Le rapport du Sénat cite également l’exemple de l’entreprise française Carlide, fabriquant des solutions pour poches à perfusion, soutenue à hauteur de 5 millions d’euros mais placée en redressement judiciaire en janvier 2023, ce qui « traduit l’impréparation et le manque d’anticipation des pouvoirs publics » et « des aides inutiles ». Les élu·es de la Haute Assemblée invitent alors à « conditionnaliser les aides versées » (pérennité de l’activité en France, engagement en matière d’approvisionnement du marché, maintien de l’emploi, etc.).
Sanofi est le laboratoire qui bénéficie le plus d’un autre appui de l’État, le crédit d’impôt recherche (CIR), sans que cela l’empêche de se séparer de ses chercheurs. (...)
Ce cadeau fiscal bénéficie de plus en plus aux entreprises pharmaceutiques (...)
Par ailleurs, « l’enquête menée par la commission auprès de la direction générale des finances publiques a révélé des pratiques d’optimisation du CIR hautement contestables », déplorent les parlementaires, à coups de rachats de start-up étrangères, dont les coûts de R&D sont facturés à la société française pour en bénéficier, sans production dans l’Hexagone.
Une liste de médicaments essentiels élaborée dans la précipitation (...)
Démasqué, le gouvernement entend imposer ses conditions pour huit projets de relocalisation de médicaments essentiels annoncés par Emmanuel Macron le 13 juin.Démasqué, le gouvernement entend imposer ses conditions pour huit projets de relocalisation de médicaments essentiels annoncés par Emmanuel Macron le 13 juin. (...)
Ce catalogue est l’œuvre de quelques sociétés savantes, sans couvrir l’ensemble des spécialités médicales, d’où les absences remarquées, comme des antiviraux ou des contraceptifs en dehors d’un contexte d’urgence. (...)
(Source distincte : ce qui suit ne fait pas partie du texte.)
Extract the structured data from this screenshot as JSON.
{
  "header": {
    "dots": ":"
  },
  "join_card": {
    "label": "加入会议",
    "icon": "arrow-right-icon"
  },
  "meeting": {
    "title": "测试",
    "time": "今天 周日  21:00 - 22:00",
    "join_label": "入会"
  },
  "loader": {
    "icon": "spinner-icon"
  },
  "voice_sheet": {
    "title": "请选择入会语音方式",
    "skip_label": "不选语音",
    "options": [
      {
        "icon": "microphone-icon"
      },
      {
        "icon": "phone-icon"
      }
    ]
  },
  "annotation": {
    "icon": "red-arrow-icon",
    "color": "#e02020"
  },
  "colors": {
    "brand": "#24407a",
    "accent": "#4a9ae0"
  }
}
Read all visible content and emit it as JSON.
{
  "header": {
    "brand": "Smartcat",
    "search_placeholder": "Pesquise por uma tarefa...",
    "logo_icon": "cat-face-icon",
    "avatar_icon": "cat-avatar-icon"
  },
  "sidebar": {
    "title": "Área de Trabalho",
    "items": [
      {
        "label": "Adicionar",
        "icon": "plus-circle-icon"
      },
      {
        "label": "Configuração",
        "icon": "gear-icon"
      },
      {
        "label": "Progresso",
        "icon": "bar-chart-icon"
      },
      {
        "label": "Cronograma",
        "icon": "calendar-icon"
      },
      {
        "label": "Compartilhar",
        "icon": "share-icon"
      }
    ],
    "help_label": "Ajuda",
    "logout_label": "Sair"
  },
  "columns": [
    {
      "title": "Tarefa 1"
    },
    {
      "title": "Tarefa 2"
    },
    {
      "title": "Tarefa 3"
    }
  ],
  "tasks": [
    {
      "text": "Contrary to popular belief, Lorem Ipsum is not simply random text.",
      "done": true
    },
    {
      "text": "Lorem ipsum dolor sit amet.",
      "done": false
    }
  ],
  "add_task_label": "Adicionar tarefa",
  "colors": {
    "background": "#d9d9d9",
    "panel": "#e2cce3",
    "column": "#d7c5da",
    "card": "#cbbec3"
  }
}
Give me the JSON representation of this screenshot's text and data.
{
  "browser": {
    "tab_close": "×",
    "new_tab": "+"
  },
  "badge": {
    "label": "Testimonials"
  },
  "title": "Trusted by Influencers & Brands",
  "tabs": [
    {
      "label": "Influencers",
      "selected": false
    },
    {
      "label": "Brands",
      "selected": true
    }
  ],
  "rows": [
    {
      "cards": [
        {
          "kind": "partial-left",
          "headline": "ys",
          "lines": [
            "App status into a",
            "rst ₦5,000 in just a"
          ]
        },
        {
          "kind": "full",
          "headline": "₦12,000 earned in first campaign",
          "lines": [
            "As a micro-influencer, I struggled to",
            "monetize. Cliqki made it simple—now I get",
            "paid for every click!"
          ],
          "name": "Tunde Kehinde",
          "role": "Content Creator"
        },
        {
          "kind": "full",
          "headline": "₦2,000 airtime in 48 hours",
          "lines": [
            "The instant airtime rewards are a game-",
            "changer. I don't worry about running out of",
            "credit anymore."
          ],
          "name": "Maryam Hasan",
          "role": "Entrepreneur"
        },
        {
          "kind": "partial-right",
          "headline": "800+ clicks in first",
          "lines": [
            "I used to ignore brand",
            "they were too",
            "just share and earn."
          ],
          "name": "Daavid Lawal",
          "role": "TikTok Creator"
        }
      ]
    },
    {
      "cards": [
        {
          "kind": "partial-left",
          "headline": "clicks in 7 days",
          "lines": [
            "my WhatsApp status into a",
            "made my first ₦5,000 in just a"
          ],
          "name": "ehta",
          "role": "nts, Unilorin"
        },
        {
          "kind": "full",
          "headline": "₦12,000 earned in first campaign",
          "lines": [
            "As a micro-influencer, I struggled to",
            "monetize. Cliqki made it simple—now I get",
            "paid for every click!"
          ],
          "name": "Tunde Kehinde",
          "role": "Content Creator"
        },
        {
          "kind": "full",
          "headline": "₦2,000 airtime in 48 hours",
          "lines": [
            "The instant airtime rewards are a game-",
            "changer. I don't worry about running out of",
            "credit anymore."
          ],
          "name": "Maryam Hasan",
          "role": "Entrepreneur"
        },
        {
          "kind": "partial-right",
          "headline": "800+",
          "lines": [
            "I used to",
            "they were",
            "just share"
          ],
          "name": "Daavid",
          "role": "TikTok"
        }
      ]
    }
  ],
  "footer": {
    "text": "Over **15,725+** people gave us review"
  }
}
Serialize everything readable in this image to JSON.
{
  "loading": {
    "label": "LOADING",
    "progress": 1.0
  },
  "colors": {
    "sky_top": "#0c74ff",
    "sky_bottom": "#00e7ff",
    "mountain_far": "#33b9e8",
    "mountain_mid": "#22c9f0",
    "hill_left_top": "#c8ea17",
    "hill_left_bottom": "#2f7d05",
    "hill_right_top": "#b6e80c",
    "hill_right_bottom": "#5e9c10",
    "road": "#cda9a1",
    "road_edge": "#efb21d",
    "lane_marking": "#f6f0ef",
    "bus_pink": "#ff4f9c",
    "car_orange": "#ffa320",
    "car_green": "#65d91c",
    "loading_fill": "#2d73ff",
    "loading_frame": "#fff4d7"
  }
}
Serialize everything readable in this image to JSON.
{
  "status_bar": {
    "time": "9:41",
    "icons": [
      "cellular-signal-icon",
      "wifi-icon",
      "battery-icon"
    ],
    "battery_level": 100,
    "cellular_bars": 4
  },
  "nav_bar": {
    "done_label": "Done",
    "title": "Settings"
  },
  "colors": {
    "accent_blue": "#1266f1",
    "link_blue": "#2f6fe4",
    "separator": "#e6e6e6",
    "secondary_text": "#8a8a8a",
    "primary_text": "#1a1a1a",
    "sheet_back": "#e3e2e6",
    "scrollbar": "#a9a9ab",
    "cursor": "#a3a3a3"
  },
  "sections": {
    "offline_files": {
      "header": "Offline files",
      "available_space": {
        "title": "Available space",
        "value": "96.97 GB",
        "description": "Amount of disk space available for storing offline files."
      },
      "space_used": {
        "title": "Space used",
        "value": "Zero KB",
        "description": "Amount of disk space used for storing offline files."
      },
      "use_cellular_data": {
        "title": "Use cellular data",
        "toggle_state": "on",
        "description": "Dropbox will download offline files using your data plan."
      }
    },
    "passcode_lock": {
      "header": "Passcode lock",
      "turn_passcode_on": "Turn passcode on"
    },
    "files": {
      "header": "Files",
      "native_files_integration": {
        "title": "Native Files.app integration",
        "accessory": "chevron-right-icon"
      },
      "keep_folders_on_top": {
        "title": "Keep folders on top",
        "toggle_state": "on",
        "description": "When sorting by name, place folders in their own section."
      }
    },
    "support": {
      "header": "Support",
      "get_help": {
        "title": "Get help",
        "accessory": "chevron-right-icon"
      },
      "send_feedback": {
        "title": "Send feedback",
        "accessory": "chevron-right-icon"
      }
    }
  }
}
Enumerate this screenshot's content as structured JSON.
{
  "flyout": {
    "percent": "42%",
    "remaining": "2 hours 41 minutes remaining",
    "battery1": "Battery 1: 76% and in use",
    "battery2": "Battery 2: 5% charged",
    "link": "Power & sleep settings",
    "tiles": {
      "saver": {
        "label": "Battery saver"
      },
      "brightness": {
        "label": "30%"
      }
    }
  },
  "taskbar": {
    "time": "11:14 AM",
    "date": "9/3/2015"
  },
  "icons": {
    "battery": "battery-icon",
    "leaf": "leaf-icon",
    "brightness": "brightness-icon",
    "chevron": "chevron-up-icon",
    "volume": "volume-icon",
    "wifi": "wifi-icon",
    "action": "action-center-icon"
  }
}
La situation pourrait encore empirer : les industriels ont dit à la commission d’enquête recenser près de 700 médicaments « peu ou non rentables », dont ils envisagent l’arrêt de la commercialisation à court ou moyen terme si des hausses de prix ne sont pas acceptées, soit près de 12 % des volumes des génériques (les copies des médicaments de marque), aujourd’hui commercialisés, essentiellement d’intérêt thérapeutique majeur. (...)
Face à ce chantage, les sénateurs appellent à accentuer la production publique des médicaments, avec un pilotage par la pharmacie centrale des hôpitaux parisiens « en renonçant aux suppressions d’emplois programmées », sans appeler toutefois à la création d’un pôle public du médicament : une proposition de loi en ce sens a déjà été rejetée par la majorité présidentielle en 2020.
La France insoumise, sous l’impulsion du député Damien Maudet, prévoit de revenir à la charge dans le cadre des débats sur le projet de loi de financement de la Sécurité sociale à la rentrée, afin de pallier les manquements des firmes. En espérant être davantage entendue trois ans plus tard, avec des pénuries qui ne cessent de s’aggraver depuis, malgré les millions versés.